Por otra parte, se ha establecido un canal directo de diálogo entre el Servicio de Salud autonómico y la asociación Chrysallis Baleares, con reuniones bimensuales o trimensuales. «El tema de los niños y niñas trans es más complejo y delicado, y queremos compartir cualquier duda o queja con ellos para resolver los problemas más rápidamente», apunta el coordinador autonómico de Salud Mental. Una de las quejas que apuntan desde Chrysallis es la «falta de formación en el tema» en el sector sanitario. «Estoy absolutamente de acuerdo, hay poco conocimiento de muchos profesionales sanitarios aún sobre el tema trans. Todavía como sociedad tenemos una mirada patológica de esta realidad», finaliza Lafau.

La pandemia y menores trans: más tiempo con los padres, más reflexión

La pandemia provocó, sobre todo en los primeros meses con el confinamiento domiciliario, que se pasase mucho más tiempo con la familia. A raíz de esto, desde que el coronavirus se apoderase de nuestras vidas por completo, en la asociación Chrysallis Baleares se han unido algo más de un tercio de las familias que la componen: doce de las 33 totales asociadas. 

«Creemos que el tiempo que se ha estado en casa, con la familia, ha dado mucho tema de conversación para poder transmitir qué se quiere y qué se necesita, y de ahí pensamos que ha venido ese aumento», afirma la secretaria de la asociación, Inés Machado. «Lo hemos notado, y estoy totalmente convencido de ello. Una de las muy pocas consecuencias positivas de la pandemia, si se puede decir así, es que ha llevado a una mayor comunicación entre padres e hijos, y este tipo de identidades ha podido surgir aquí», subraya uno de los tres principales autores del protocolo integral de atención sanitaria a las personas trans, Oriol Lafau.

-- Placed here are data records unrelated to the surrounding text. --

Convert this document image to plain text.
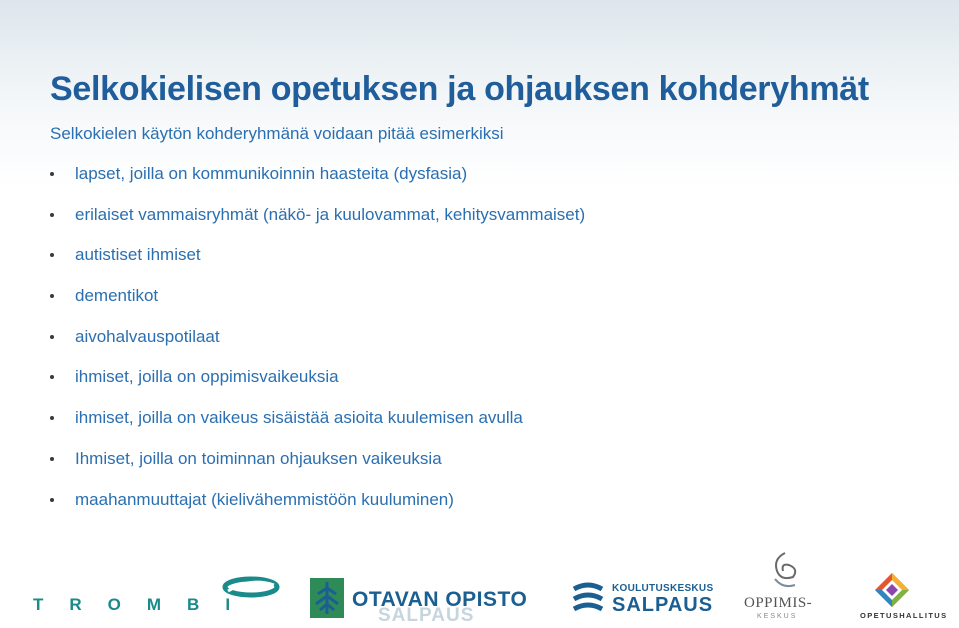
Selkokielisen opetuksen ja ohjauksen kohderyhmät
Selkokielen käytön kohderyhmänä voidaan pitää esimerkiksi
lapset, joilla on kommunikoinnin haasteita (dysfasia)
erilaiset vammaisryhmät (näkö- ja kuulovammat, kehitysvammaiset)
autistiset ihmiset
dementikot
aivohalvauspotilaat
ihmiset, joilla on oppimisvaikeuksia
ihmiset, joilla on vaikeus sisäistää asioita kuulemisen avulla
Ihmiset, joilla on toiminnan ohjauksen vaikeuksia
maahanmuuttajat (kielivähemmistöön kuuluminen)
TROMBI
SALPAUS
OTAVAN OPISTO	KOULUTUSKESKUS
SALPAUS OPPIMIS-
KESKUS	OPETUSHALLITUS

Chrysallis Baleares tiene familias asociadas en todas las islas. Concretamente, una en Formentera, otra en Menorca, ocho en Eivissa y 23 en Mallorca. «Quien entra no es el menor, sino la familia, que llega a nosotros porque necesita asesoramiento, porque ha fallado el protocolo de actuación en las escuelas, porque está sufriendo acoso en la calle por su condición… puede pasar de todo», explica la secretaria de la entidad.